Charleston indie rockers Elim Bolt aren’t afraid to get their hands dirty. At least, you might get that idea from the title of their recently released EP, Dingy, Slimy, Scummy! (out now on Hearts & Plugs) — and in fact, you would be right. On their 2012 debut LP, Nude South, the band veered more toward a muscular pop sound, with traces of a heart-on-sleeve songwriter attitude creeping into the mix from time to time. But on their follow-up, they’ve gone a darker route, to a place where murky rhythms and distortion cover everything in a viscous slick of alternative-tinged inspiration. Turning their influences into concave shadows of their former selves, Elim Bolt create music that holds to certain aesthetic rules before fracturing into bits and pieces of a handful of genres and reforming into some completely new and unique.
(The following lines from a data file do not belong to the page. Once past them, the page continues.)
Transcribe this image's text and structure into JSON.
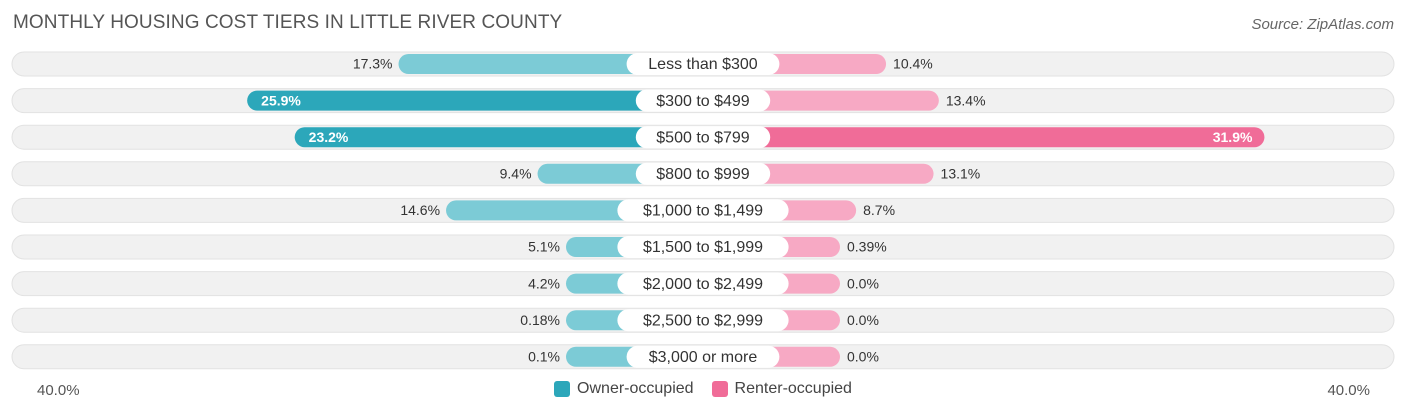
{
  "header": {
    "title": "MONTHLY HOUSING COST TIERS IN LITTLE RIVER COUNTY",
    "source": "Source: ZipAtlas.com"
  },
  "axis": {
    "left_label": "40.0%",
    "right_label": "40.0%"
  },
  "legend": {
    "owner_label": "Owner-occupied",
    "renter_label": "Renter-occupied"
  },
  "colors": {
    "owner": "#2ca7ba",
    "owner_light": "#7ccbd6",
    "renter": "#f06c98",
    "renter_light": "#f7a9c4",
    "row_bg": "#f1f1f1"
  },
  "chart_data": {
    "type": "bar",
    "orientation": "horizontal-diverging",
    "title": "MONTHLY HOUSING COST TIERS IN LITTLE RIVER COUNTY",
    "xlim": [
      -40,
      40
    ],
    "categories": [
      "Less than $300",
      "$300 to $499",
      "$500 to $799",
      "$800 to $999",
      "$1,000 to $1,499",
      "$1,500 to $1,999",
      "$2,000 to $2,499",
      "$2,500 to $2,999",
      "$3,000 or more"
    ],
    "series": [
      {
        "name": "Owner-occupied",
        "values": [
          17.3,
          25.9,
          23.2,
          9.4,
          14.6,
          5.1,
          4.2,
          0.18,
          0.1
        ],
        "labels": [
          "17.3%",
          "25.9%",
          "23.2%",
          "9.4%",
          "14.6%",
          "5.1%",
          "4.2%",
          "0.18%",
          "0.1%"
        ]
      },
      {
        "name": "Renter-occupied",
        "values": [
          10.4,
          13.4,
          31.9,
          13.1,
          8.7,
          0.39,
          0.0,
          0.0,
          0.0
        ],
        "labels": [
          "10.4%",
          "13.4%",
          "31.9%",
          "13.1%",
          "8.7%",
          "0.39%",
          "0.0%",
          "0.0%",
          "0.0%"
        ]
      }
    ],
    "legend_position": "bottom"
  }
}
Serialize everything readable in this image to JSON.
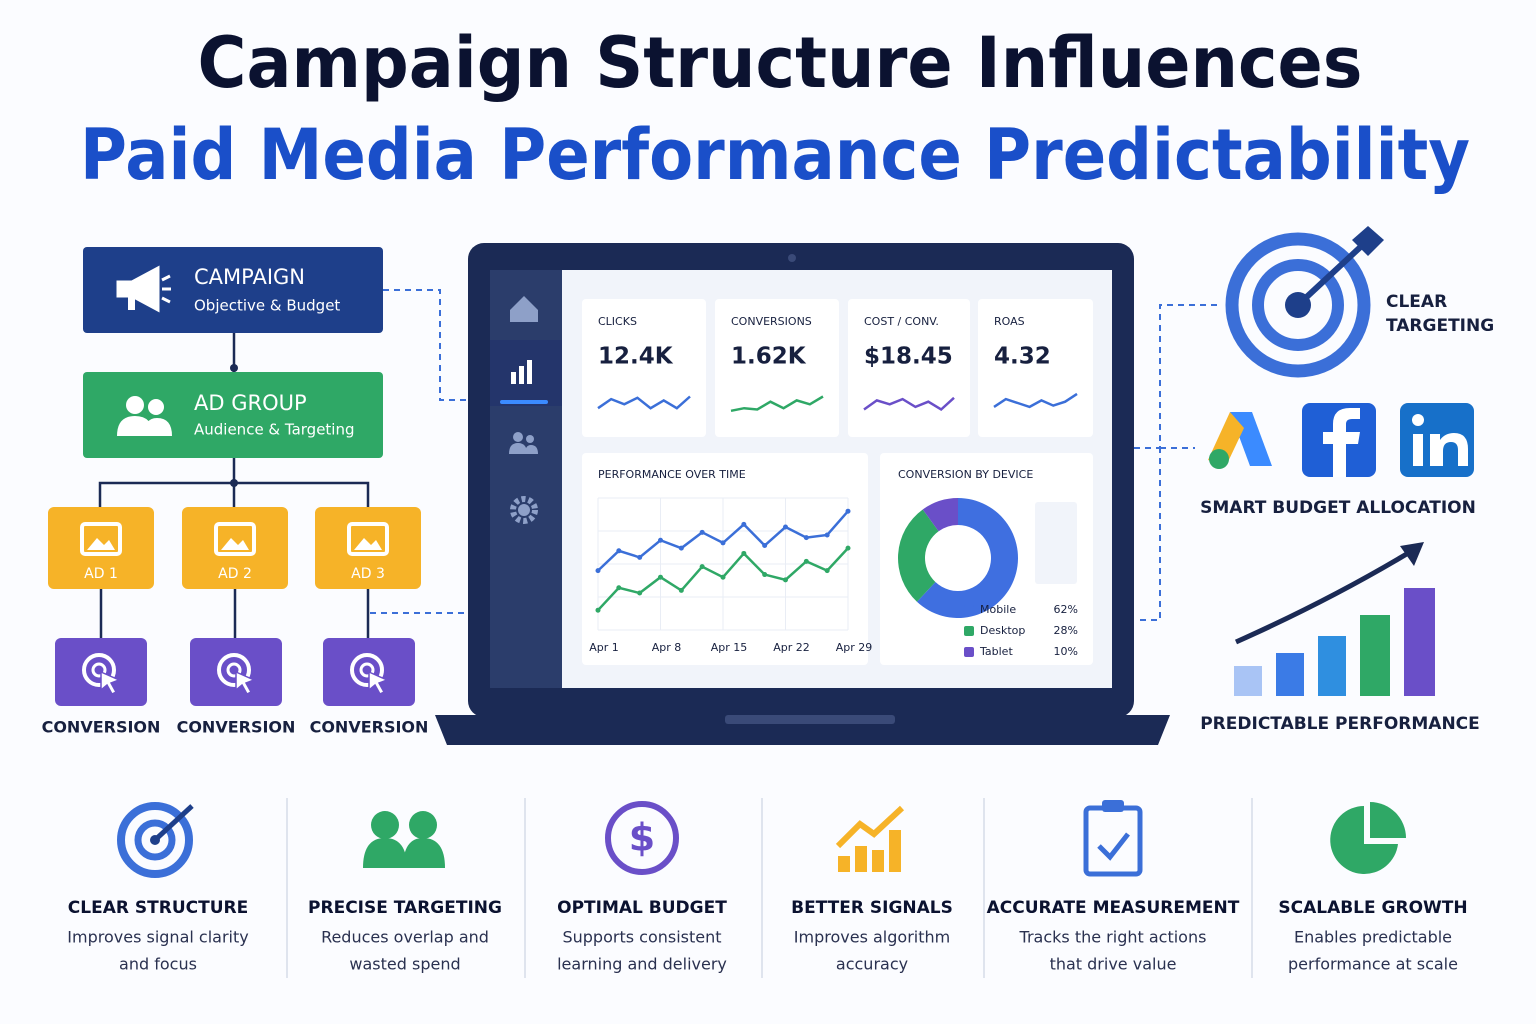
{
  "header": {
    "title_line1": "Campaign Structure Influences",
    "title_line2": "Paid Media Performance Predictability"
  },
  "hierarchy": {
    "campaign": {
      "title": "CAMPAIGN",
      "subtitle": "Objective & Budget"
    },
    "ad_group": {
      "title": "AD GROUP",
      "subtitle": "Audience & Targeting"
    },
    "ads": [
      "AD 1",
      "AD 2",
      "AD 3"
    ],
    "conversions": [
      "CONVERSION",
      "CONVERSION",
      "CONVERSION"
    ]
  },
  "dashboard": {
    "trend_ylim": [
      0,
      100
    ],
    "kpis": [
      {
        "label": "CLICKS",
        "value": "12.4K",
        "color": "#3b6fd8",
        "trend": [
          30,
          65,
          45,
          70,
          30,
          60,
          30,
          75
        ]
      },
      {
        "label": "CONVERSIONS",
        "value": "1.62K",
        "color": "#2fa866",
        "trend": [
          20,
          30,
          25,
          55,
          30,
          60,
          45,
          75
        ]
      },
      {
        "label": "COST / CONV.",
        "value": "$18.45",
        "color": "#6a4fc8",
        "trend": [
          25,
          60,
          45,
          65,
          35,
          55,
          25,
          70
        ]
      },
      {
        "label": "ROAS",
        "value": "4.32",
        "color": "#3b6fd8",
        "trend": [
          35,
          65,
          50,
          35,
          60,
          40,
          55,
          85
        ]
      }
    ],
    "performance_chart": {
      "type": "line",
      "title": "PERFORMANCE OVER TIME",
      "categories": [
        "Apr 1",
        null,
        null,
        "Apr 8",
        null,
        null,
        "Apr 15",
        null,
        null,
        "Apr 22",
        null,
        null,
        "Apr 29"
      ],
      "series": [
        {
          "color": "#3b6fd8",
          "values": [
            45,
            60,
            55,
            68,
            62,
            74,
            66,
            80,
            64,
            78,
            70,
            72,
            90
          ]
        },
        {
          "color": "#2fa866",
          "values": [
            15,
            32,
            28,
            40,
            30,
            48,
            40,
            58,
            42,
            38,
            52,
            45,
            62
          ]
        }
      ],
      "ylim": [
        0,
        100
      ],
      "grid": true
    },
    "device_chart": {
      "type": "pie",
      "title": "CONVERSION BY DEVICE",
      "categories": [
        "Mobile",
        "Desktop",
        "Tablet"
      ],
      "values": [
        62,
        28,
        10
      ],
      "value_labels": [
        "62%",
        "28%",
        "10%"
      ],
      "colors": [
        "#3f6fe0",
        "#2fa866",
        "#6a4fc8"
      ]
    }
  },
  "right_panel": {
    "targeting": [
      "CLEAR",
      "TARGETING"
    ],
    "budget": "SMART BUDGET ALLOCATION",
    "performance": "PREDICTABLE PERFORMANCE"
  },
  "benefits": [
    {
      "title": "CLEAR STRUCTURE",
      "lines": [
        "Improves signal clarity",
        "and focus"
      ]
    },
    {
      "title": "PRECISE TARGETING",
      "lines": [
        "Reduces overlap and",
        "wasted spend"
      ]
    },
    {
      "title": "OPTIMAL BUDGET",
      "lines": [
        "Supports consistent",
        "learning and delivery"
      ]
    },
    {
      "title": "BETTER SIGNALS",
      "lines": [
        "Improves algorithm",
        "accuracy"
      ]
    },
    {
      "title": "ACCURATE MEASUREMENT",
      "lines": [
        "Tracks the right actions",
        "that drive value"
      ]
    },
    {
      "title": "SCALABLE GROWTH",
      "lines": [
        "Enables predictable",
        "performance at scale"
      ]
    }
  ]
}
On their latest single, the sludgy rocker “Dingy,” the band holds true to the track’s name and bathes the song in layers of distortion-soaked guitars and gritty, sweat-caked garage rock swagger. It’s easy to tell that the song — and the band — were brought up on a steady diet of The Sonics and The Standells. But “Dingy” isn’t merely the sum total of their influences and formative musical upbringing; it feels spontaneous and reveals a darker side to the band’s established thick pop sound. A thudding percussive blast courtesy of drummer Jessica Oliver wraps itself tightly around Matthews off-kilter vocals and rampaging guitar licks, stopping only occasionally to let the song take a few quick breaths before digging in its heels and taking off into some warped garage rock landscape.
The band has also been busy shooting the accompanying video for “Dingy,” an oddly surreal tale of two people on the run from a Roman soldier, a policeman, and a British cop — among others. Needless to say, with dog cages and a psychedelic place called Dreamworld entering into the story, things turn weird quickly. Giving off more than a slightly unhinged punk rock vibe, the video pairs the song’s unspooling waves of guitar and drums in a continually shifting Nuggets-style rock aesthetic. Ending on a brightly manic note (and in sharp contrast to what we’ve seen before), the video leaves us to question which images are from Dreamworld and which are from reality. But when the visuals are so joyously chaotic as they are here, I would say that the question is far less important than the time and effort it takes us to understand that there is a question which needs answering.